Kelemahan kedua, Hakim pengadilan Tinggi tidak menggali hukum yang hidup dalam masyarakat Toraja dan tidak mendengarkan saksi yang diajukan secara seimbang , tetapi mendegarkan pernyataan dan pengakuan-pengakuan sepihak dari penggugat.
Kelemahan ketiga, bukti penggugat nomor 1 yaitu silsilah keluarga Bato’rante, terdapat istri-istri dan anak-anak bato’rante tetapi tidak dapat dibuktikan bahwa Tanah Lapangan Bakti jatuh waris kepada Ludia Parirak.

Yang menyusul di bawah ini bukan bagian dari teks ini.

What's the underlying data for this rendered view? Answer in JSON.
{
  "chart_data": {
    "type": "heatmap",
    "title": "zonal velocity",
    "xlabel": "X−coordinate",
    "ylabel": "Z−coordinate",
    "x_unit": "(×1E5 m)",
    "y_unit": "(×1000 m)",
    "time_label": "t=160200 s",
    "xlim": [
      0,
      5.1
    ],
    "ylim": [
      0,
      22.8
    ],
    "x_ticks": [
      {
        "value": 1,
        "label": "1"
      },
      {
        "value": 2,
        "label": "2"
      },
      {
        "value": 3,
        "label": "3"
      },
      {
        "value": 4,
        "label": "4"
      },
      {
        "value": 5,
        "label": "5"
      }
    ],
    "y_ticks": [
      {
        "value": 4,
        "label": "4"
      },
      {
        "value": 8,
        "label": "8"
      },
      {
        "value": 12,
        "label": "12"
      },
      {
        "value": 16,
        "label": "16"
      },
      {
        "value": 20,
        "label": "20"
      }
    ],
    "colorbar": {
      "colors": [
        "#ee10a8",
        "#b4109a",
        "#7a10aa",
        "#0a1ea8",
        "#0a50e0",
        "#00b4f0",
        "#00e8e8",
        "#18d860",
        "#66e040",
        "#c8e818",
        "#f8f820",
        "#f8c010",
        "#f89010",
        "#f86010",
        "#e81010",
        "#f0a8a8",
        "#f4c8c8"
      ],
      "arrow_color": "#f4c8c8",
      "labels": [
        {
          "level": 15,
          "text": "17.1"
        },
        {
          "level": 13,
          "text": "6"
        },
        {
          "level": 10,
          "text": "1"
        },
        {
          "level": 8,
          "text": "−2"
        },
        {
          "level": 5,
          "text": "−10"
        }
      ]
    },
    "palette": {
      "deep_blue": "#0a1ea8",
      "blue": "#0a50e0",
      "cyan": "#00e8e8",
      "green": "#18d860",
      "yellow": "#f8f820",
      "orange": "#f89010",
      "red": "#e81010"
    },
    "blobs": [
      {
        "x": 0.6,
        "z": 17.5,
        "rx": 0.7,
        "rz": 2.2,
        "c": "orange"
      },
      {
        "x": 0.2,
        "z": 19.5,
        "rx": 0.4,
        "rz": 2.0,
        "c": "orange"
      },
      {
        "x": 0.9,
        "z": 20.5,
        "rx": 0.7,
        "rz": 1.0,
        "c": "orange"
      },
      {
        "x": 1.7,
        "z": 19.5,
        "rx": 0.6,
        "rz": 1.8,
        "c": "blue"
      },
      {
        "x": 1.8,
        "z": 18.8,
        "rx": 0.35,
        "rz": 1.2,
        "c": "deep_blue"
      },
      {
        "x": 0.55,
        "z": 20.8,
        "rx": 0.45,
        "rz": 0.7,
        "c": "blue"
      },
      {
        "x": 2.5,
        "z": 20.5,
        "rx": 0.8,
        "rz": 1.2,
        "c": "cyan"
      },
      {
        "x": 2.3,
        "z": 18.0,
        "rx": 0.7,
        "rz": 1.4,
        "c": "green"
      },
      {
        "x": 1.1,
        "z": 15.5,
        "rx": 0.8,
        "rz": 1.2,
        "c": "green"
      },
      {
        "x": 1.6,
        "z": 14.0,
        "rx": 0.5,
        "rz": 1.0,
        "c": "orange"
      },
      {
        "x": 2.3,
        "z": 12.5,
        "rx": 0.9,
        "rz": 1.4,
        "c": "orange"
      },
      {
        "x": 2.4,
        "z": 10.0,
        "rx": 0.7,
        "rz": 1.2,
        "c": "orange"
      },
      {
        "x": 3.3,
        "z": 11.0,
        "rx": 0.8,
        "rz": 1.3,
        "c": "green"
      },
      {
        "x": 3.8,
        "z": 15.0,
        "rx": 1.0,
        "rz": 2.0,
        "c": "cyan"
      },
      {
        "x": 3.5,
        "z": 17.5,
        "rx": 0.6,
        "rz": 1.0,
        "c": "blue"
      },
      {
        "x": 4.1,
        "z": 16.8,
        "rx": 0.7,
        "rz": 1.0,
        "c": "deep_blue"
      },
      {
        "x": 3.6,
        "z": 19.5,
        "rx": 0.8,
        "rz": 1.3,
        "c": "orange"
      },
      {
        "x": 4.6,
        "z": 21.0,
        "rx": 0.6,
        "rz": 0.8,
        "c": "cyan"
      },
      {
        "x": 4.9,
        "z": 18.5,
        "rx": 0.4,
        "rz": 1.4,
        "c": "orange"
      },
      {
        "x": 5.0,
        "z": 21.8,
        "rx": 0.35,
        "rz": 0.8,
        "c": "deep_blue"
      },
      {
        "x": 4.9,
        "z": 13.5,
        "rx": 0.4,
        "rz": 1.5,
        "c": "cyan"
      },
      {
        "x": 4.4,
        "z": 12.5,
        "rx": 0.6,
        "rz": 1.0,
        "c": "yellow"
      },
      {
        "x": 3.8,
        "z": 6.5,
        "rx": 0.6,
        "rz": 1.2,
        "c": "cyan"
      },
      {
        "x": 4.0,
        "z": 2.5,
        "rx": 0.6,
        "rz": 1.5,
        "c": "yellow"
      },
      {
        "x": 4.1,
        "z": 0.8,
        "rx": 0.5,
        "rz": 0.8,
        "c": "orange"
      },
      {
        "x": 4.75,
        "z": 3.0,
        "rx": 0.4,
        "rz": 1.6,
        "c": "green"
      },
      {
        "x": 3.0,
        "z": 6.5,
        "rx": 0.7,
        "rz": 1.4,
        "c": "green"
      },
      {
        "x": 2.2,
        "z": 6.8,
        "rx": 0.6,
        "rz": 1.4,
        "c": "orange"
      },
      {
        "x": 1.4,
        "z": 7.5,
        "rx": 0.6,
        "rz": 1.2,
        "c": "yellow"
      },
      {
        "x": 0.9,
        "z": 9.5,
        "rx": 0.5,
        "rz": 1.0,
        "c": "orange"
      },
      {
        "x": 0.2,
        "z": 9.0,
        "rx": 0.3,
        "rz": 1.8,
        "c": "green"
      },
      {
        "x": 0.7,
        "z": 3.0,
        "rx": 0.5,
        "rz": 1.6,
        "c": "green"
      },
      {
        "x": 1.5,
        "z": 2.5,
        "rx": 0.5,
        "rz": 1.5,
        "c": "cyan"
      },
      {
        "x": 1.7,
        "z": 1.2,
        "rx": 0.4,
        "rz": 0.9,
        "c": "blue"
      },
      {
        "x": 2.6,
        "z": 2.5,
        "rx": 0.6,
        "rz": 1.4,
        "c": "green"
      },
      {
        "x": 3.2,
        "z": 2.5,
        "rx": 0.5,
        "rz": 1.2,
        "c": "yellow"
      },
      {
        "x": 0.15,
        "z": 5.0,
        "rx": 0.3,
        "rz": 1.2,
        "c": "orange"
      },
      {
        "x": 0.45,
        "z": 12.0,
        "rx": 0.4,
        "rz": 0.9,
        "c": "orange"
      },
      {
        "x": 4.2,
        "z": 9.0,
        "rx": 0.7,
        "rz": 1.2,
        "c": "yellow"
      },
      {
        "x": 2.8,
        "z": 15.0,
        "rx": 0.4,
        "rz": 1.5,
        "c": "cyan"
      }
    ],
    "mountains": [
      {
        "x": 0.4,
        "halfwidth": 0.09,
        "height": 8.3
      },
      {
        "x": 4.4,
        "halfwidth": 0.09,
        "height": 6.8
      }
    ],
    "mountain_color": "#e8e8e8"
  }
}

Kelemahan keempat, tidak dapat dibuktikan bahwa Tanah Lapangan Bakti telah dipinjamkan orang tua penggugat kepada pemerintah daerah seperti yang didalilkan.
Kelemahan kelima, sepanjang pemerintahan mulai dari jaman penjajahan Belanda, pemerintah daerah Tana Toraja , sampai pemerintahan Toraja Utara, Tanah Lapangan Bakti tetap digunakan untuk fasilitas umum dan fasilitas sosial, sehingga jelas didalamnya tidak ada unsur tindakan melawan hukum yang menghasilkan Pemda membayar ganti rugi kepada pihak tertentu ataupun penyerahan tanah tersebut.
“Kita berharap bahwa Hakim Mahkamah Agung sebagai benteng terakhir keadilan di negeri ini, akan memeriksa dan mengadili perkara ini dengan jujur, adil dan seobjektif mungkin, dan tidak dipengaruhi oleh faktor subjektif,’ harap bupati.
Dengan begitu, kata bupati, kita yakin Pemerintah Kabupaten Toraja Utara akan memenangkan perkara Lapangan Bakti, dan tanah itu akan tetap menjadi sarana umum sampai kapanpun.